The proposals come ahead of the WEA’s General Assembly in Seoul, South Korea, scheduled for Oct. 27–31, the first in-person gathering since 2019. The WEA brings together national and regional bodies representing an estimated 600 million evangelical Christians worldwide.
In an interview with Evangelical Focus, AEE general secretary Dr. Xesús Manuel Suárez said the WEA would be “stronger in its mission” if it were characterized by more internal democracy and closer ties between its leadership and grassroots members. “We must therefore return to decentralisation of government, checks and balances, frequent renewal of positions, frequent and detailed accountability, reduction of the distance between governing bodies and those they represent,” he said.
Suárez emphasized that national alliances are not peripheral members but the very foundation of the WEA. “Between one General Assembly and the next, the National Alliances are silent guests in the decision-making bodies of the WEA,” he said. “This is worrying, because the IC [International Council] should not be a body that is given the keys and opens and closes everything according to its own decisions, but rather the body that represents the General Assembly of members between one General Assembly and the next, and in order to represent it, it must listen regularly to its members and report to them frequently.”

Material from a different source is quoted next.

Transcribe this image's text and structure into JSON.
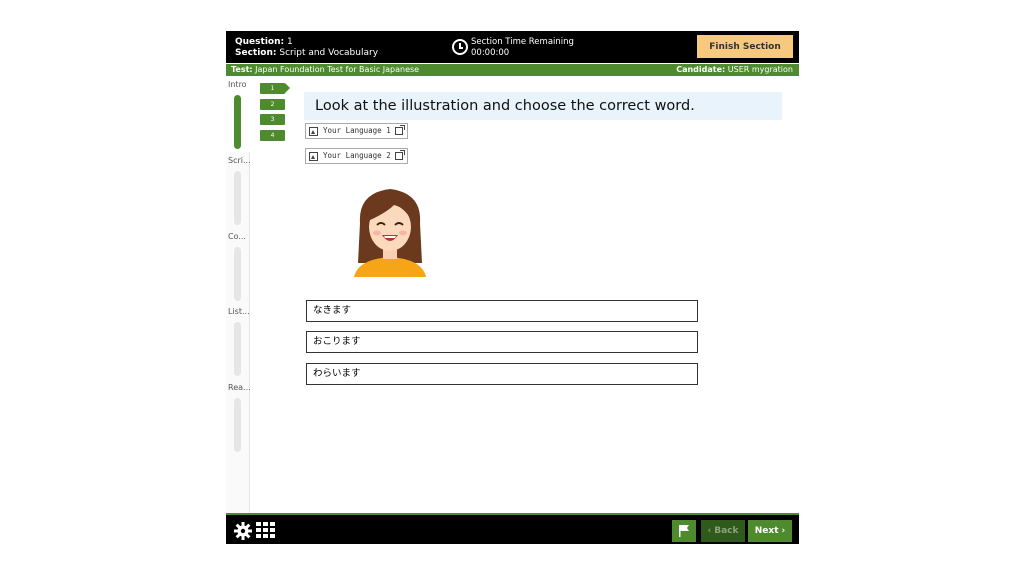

The AEE proposals include electing the WEA general secretary directly by the General Assembly and requiring the officeholder to present a report at each gathering. Suárez also called for members of the International Council to be appointed by regional alliances, to inform national alliances of its work regularly, and to convey national proposals upward.
The AEE further suggested that General Assemblies be held more frequently, with online sessions in between to reduce long gaps in decision-making, and that translation into major world languages be guaranteed for global meetings. Practical measures to improve communication, such as sharing contact details of national representatives, were also recommended.
The AEE’s concern centers on how authority is exercised. Suárez said the International Council currently has “enormous decision-making power” but limited authority in biblical terms.
“First, to give the IC more authority, and that authority is not developed by increasing power, but by placing oneself below, in the terms of Matthew 20:24-28,” he explained. “When it places itself above, listens little, and decides on its own, it can be very effective and have a lot of power, but it has little authority. When one exercises authority in biblical terms, one puts oneself below, asks questions, listens, and is accountable, thereby gaining authority. We want to give the IC more authority.”
The Spanish Alliance stressed that its critique was not meant to be divisive but constructive. “We do not want to tear down, but to build up,” Suárez said. He added that the AEE’s proposals seek to return the WEA to its identity as a meeting of peers, built on mutual respect and responsibility.
The AEE also welcomed the profile of new WEA general secretary Botrus Mansour, describing him as someone able to bridge communities and listen to diverse perspectives. At the same time, it urged that the WEA’s relationship with the Catholic Church remain limited to cooperation on practical issues such as defending persecuted Christians and protecting freedom of conscience, rather than becoming a source of theological division within the evangelical movement.
Suárez concluded that a renewed culture of participation and accountability could unlock the WEA’s potential. “We want the National Alliances to regain a sense of ownership and responsibility, and to do so we need to establish mechanisms that facilitate their active participation and improve their feedback to the IC,” he said.